A Contradiction, Without Comment

Without issuing an explanation, yesterday the Supreme Court upheld a federal law banning resident aliens from making campaign contributions. It is regrettable but perhaps telling that the Court chose not to explain why it agreed with the lower court: The case reveals obvious problems with its penchant for First Amendment absolutism in campaign-finance cases, most notably its decision in Citizens United.

The implicit message in the court's decision is straightforward: Elections are different from regular speech. If I were a resident alien, any attempt by the federal government to censor this post would be a black-letter violation of the First Amendment. But it would remain illegal—and properly so—for me to send a $30 check to a candidate for public office.
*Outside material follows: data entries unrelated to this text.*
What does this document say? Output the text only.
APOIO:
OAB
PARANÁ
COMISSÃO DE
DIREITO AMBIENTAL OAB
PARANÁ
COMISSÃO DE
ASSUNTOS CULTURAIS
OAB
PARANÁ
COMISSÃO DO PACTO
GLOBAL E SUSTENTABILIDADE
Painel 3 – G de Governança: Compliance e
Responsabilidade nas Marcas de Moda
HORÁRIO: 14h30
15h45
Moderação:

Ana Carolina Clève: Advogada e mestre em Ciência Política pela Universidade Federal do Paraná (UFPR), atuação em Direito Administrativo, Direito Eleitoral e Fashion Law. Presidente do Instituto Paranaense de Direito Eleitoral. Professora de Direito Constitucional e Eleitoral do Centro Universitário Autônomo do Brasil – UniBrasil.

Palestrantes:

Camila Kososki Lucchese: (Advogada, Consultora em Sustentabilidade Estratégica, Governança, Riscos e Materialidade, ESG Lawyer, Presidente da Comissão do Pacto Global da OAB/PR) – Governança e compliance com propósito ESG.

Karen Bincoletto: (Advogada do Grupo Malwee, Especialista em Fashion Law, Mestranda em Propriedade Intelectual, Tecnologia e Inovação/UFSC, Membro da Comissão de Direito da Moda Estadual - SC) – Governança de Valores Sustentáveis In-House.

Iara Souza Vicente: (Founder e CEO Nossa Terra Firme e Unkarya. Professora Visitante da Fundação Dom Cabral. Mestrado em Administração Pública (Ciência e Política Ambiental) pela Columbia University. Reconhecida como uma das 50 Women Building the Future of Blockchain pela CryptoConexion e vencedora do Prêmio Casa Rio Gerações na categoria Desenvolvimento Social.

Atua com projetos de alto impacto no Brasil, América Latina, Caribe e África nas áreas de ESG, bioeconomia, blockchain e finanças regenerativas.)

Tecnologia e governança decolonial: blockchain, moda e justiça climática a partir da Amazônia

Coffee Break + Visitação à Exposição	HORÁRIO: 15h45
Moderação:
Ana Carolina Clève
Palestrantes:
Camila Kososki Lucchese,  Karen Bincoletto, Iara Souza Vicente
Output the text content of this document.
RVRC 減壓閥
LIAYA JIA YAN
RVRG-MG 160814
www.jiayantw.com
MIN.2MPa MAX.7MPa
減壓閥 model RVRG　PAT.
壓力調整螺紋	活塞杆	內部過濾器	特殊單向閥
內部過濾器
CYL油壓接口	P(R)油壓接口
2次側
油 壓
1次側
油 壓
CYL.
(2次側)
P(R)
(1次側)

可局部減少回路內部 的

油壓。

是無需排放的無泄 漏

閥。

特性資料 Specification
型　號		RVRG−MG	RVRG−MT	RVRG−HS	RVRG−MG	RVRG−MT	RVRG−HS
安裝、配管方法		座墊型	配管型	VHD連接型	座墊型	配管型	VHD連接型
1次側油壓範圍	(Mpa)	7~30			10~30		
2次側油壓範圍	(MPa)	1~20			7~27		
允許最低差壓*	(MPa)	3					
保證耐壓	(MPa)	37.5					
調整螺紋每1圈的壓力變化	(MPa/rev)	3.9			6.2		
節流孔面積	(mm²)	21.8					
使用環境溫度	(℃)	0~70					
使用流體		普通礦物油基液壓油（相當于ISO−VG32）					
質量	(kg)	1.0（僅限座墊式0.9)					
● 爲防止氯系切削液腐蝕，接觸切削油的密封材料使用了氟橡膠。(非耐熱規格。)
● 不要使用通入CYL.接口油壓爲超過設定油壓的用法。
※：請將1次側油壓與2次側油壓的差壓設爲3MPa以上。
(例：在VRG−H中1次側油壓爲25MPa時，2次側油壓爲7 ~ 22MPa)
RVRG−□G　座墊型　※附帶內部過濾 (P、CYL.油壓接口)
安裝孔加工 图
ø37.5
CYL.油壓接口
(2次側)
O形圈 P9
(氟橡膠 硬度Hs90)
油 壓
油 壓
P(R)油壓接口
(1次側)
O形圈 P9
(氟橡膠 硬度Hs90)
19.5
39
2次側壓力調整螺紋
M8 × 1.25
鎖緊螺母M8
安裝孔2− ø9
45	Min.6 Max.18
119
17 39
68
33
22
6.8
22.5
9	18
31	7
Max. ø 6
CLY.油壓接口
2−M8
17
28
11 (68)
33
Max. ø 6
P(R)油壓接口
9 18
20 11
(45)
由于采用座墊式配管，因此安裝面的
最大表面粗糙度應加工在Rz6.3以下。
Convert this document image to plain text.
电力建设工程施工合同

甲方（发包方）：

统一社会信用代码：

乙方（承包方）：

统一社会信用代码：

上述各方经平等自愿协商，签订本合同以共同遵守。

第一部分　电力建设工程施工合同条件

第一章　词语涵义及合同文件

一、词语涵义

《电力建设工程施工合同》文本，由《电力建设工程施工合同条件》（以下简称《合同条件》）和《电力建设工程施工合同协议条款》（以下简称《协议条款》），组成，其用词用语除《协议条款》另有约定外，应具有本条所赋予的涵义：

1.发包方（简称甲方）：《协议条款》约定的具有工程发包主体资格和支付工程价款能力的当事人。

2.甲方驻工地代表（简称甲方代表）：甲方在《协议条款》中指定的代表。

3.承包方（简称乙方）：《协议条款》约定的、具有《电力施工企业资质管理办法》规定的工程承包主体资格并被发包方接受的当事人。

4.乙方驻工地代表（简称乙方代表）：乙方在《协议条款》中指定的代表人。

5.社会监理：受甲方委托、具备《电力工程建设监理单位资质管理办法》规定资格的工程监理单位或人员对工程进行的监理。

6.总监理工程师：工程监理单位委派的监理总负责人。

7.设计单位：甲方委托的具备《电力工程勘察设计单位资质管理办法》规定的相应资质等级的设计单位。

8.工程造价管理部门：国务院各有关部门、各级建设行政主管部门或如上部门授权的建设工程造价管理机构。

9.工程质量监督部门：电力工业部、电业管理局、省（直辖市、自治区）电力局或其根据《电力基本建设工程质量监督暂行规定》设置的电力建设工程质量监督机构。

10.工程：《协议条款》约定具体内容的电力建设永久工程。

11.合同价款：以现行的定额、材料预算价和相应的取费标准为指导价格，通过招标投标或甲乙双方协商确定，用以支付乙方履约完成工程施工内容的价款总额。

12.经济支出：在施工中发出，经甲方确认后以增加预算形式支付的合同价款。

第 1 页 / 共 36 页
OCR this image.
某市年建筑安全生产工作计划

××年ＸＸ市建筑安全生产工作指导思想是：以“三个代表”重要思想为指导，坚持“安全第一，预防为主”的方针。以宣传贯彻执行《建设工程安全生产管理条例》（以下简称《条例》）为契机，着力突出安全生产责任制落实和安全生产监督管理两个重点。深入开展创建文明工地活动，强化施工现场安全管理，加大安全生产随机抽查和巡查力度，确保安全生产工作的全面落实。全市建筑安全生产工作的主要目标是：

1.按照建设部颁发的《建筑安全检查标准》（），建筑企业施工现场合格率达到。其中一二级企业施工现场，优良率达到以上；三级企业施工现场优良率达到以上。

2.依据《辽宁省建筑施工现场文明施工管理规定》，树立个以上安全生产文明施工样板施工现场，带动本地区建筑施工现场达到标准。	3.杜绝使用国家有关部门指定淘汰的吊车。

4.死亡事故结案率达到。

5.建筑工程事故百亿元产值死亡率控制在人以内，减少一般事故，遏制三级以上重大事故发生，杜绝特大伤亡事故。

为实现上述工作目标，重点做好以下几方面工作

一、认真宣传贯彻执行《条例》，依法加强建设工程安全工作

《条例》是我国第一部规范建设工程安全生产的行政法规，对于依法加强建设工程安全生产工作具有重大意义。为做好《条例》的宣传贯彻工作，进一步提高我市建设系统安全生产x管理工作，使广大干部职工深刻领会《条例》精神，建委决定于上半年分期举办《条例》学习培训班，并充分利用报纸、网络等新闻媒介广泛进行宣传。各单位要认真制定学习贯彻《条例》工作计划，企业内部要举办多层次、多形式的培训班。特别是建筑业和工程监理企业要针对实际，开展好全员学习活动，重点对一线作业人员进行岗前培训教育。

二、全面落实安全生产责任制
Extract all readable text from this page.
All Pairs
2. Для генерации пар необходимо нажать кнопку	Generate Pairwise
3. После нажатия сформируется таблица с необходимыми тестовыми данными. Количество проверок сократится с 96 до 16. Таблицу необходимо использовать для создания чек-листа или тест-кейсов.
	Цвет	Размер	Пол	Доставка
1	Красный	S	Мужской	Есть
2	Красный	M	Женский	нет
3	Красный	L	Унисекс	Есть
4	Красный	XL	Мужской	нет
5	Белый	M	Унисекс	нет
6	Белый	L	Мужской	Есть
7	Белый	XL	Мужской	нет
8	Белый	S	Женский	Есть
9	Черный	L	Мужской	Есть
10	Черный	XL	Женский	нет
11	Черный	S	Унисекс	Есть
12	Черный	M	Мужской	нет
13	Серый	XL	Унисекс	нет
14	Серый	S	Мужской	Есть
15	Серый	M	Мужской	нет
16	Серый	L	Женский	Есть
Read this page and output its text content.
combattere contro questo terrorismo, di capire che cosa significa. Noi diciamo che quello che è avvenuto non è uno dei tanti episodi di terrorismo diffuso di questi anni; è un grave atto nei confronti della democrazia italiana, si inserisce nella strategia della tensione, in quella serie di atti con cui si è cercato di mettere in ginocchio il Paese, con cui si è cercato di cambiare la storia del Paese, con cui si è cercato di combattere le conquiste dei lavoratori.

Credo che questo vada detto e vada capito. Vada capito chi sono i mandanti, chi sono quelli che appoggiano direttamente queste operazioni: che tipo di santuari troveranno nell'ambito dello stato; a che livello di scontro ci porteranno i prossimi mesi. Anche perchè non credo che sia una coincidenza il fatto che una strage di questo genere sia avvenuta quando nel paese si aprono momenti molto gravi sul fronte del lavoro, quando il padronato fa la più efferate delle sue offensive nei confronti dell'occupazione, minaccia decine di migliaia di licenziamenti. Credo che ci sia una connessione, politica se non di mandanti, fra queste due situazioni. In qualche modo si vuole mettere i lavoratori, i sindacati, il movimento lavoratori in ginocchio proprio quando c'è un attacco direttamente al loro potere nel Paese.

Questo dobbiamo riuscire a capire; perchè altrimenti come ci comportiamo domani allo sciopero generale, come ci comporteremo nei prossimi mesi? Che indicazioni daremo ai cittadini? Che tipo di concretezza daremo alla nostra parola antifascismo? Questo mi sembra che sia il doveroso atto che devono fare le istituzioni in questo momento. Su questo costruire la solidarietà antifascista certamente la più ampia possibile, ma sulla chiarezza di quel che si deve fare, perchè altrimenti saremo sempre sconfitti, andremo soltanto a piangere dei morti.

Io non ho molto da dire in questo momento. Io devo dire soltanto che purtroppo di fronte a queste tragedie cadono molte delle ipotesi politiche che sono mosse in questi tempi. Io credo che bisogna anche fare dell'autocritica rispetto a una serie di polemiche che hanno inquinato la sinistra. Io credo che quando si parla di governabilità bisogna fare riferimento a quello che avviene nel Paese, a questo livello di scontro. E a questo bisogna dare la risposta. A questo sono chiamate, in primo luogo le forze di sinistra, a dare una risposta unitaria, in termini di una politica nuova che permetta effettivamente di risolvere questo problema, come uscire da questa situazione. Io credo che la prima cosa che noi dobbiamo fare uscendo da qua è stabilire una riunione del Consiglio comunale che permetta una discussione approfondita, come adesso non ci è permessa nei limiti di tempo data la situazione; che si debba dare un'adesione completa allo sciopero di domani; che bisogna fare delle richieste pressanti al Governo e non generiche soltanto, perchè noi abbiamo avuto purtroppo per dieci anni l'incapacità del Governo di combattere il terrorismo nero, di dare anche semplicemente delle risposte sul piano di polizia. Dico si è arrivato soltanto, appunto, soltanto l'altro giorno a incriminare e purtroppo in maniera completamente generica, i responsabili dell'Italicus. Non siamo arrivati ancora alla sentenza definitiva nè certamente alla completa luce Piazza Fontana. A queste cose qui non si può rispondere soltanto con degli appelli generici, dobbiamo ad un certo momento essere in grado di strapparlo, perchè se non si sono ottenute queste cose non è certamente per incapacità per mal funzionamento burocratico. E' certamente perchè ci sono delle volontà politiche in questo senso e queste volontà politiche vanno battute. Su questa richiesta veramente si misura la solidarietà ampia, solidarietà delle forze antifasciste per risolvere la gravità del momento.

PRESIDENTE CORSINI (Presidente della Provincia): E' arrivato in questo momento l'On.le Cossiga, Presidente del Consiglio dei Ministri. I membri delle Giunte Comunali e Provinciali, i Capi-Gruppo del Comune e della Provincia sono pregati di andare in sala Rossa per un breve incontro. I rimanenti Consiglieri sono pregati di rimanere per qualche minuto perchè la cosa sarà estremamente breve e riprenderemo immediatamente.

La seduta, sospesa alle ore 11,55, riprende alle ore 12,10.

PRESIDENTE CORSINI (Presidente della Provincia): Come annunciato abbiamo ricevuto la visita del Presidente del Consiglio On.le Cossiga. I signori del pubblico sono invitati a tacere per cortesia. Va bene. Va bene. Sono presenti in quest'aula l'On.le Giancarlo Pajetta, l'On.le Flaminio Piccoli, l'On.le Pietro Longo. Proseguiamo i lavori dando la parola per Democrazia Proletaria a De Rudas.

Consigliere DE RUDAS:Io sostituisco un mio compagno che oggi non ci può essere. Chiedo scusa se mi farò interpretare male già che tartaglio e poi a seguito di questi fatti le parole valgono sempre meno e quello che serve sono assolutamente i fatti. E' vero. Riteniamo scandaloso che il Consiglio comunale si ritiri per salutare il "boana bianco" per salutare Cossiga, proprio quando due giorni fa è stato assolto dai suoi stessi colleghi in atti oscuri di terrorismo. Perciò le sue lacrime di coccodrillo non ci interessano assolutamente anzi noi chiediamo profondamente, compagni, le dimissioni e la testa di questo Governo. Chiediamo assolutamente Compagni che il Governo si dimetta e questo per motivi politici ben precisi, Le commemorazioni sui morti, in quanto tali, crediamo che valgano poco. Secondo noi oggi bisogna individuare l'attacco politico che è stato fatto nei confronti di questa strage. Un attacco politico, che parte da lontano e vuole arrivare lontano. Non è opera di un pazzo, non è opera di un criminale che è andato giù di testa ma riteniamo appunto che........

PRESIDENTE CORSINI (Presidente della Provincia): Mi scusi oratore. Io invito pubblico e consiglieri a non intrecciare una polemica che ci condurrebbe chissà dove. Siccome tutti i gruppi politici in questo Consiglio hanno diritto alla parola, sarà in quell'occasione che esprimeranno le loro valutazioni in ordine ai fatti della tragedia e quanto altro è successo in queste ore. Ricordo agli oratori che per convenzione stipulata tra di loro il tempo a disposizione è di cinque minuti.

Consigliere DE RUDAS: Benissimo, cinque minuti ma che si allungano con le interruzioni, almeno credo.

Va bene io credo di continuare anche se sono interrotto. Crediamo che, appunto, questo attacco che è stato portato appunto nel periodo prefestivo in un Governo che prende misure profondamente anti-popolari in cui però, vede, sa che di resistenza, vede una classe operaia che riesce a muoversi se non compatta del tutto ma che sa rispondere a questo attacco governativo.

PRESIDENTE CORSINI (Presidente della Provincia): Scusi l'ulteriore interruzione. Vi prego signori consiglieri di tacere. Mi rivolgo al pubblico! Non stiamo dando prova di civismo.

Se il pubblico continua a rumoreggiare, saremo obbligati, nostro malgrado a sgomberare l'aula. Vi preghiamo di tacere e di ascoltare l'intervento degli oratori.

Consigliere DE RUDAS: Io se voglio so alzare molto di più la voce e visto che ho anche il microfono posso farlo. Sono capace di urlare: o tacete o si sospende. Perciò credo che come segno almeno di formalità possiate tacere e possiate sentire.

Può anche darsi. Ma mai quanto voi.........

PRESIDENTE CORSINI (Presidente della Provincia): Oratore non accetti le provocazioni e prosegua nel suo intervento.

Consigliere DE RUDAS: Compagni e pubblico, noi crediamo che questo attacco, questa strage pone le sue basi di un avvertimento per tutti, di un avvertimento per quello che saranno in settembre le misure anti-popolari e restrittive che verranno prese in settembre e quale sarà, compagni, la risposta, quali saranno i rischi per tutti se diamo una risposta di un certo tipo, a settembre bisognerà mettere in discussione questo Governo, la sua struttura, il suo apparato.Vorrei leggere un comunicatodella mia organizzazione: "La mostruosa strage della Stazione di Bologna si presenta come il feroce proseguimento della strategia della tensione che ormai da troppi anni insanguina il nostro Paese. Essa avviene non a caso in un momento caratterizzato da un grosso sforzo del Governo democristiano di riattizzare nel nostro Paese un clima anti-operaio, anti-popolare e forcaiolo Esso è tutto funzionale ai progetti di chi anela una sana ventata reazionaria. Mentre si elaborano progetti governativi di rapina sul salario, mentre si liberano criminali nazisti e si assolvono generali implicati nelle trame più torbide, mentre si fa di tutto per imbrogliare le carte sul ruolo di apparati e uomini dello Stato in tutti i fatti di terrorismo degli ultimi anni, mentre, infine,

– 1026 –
This is not because this donation would count as anything other than "free speech" but because the courts have reasoned that maintaining the integrity of American elections by protecting them from undue influence from foreign donors is more important than an absolute right to free speech. I think this is correct, but the problem is that the Republican appointees of the Roberts Court have "forgotten" that similar considerations are relevant to expenditures made by American citizens—and corporations—as well. Campaign spending is related to political speech and is hence entitled to First Amendment protection, but the integrity of the political process and the need to maintain some degree of civic equality with respect to the electoral process are also core constitutional values. When it comes to American citizens, the Court should also put more weight on the latter factors than it's currently willing to.